National Cancer Advisory Board (NCAB) chairwoman Barbara Rimer sees daunting challenges ahead as well. As an NCI external advisory body, NCAB oversees grant application reviews and offers advice on cancer research programs. To Rimer, a professor of community and family medicine and director of cancer prevention, detection, and control research at Duke University Cancer Center, these include revising the guidelines for cancer centers; strengthening the role of prevention in NCI research; finding solutions to the problems caused by the impact of managed care on cancer institutions, including how to pay for clinical trials; and accelerating discovery in basic, clinical, and population-based research.

Rimer contends that "we need much more attention to prevention. In view of the fact that more than one-half of all cancers are potentially preventable by changes in behavior, we must start to bring the spending portfolio into line with the opportunities for preventing cancer. That means, above all, significantly more attention to developing better ways to prevent smoking among youth and to help smokers quit for good.
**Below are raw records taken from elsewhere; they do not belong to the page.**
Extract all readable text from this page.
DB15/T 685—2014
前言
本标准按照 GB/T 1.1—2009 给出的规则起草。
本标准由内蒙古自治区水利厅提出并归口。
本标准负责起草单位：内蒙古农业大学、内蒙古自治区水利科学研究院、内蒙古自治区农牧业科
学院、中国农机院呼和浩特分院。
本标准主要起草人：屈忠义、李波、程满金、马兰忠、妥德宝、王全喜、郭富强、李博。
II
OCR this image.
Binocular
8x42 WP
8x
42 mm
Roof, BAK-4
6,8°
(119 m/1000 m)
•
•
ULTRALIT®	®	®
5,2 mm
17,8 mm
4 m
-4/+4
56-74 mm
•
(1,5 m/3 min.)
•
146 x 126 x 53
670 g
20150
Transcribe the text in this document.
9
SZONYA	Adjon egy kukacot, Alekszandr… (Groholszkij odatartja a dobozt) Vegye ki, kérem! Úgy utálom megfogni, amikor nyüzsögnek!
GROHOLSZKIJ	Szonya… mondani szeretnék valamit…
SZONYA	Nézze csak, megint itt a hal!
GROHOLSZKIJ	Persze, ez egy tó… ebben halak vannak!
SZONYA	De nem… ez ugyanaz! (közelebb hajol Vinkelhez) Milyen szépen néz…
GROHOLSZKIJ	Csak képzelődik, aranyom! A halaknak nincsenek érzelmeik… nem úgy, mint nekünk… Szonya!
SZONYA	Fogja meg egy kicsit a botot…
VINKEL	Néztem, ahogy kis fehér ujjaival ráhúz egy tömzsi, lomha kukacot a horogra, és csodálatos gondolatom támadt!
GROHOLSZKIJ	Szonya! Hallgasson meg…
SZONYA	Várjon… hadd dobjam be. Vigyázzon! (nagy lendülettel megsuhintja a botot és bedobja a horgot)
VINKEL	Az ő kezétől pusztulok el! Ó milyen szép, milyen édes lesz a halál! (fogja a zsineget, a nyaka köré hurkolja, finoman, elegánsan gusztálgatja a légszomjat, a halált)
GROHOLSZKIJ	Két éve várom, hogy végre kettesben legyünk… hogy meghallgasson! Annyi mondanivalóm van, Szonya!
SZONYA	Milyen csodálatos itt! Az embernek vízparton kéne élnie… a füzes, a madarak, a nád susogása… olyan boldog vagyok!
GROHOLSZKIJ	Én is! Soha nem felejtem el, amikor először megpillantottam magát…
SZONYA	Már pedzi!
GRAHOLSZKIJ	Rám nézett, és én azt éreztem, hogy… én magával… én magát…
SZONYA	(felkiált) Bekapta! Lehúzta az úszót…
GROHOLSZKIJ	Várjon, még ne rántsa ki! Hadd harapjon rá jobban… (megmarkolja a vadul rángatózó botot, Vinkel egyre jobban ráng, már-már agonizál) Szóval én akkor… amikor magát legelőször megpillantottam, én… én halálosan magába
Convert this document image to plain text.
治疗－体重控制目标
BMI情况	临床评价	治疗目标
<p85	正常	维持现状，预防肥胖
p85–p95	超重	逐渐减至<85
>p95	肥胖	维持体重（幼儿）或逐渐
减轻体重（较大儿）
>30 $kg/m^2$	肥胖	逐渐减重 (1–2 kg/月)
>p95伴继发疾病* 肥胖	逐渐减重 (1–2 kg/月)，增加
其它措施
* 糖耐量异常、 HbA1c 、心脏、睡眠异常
We should be investing in the next generation of pharmacologic aids for smoking cessation as well as better chemoprevention strategies.

"We will also need to develop better educational programs to prepare the next generation of prevention scientists," she adds. "We need scientists who can work in the new scientific paradigms, who are trained in cancer genetics, statistics, epidemiology, [and] outcomes research as well as other areas, such as behavioral science, clinical medicine, and molecular biology."

The National Breast Cancer Coalition's Visco agrees: "We'll only make inroads on cancer if we focus on prevention. We don't know for sure what areas to focus on, nor if it will work," she says, echoing Bailar's comments. "However, we know that we need to prevent kids from smoking, and the FDA [Food and Drug Administration] should regulate access. But we still don't know what causes breast cancer, and we need to put more money into prevention."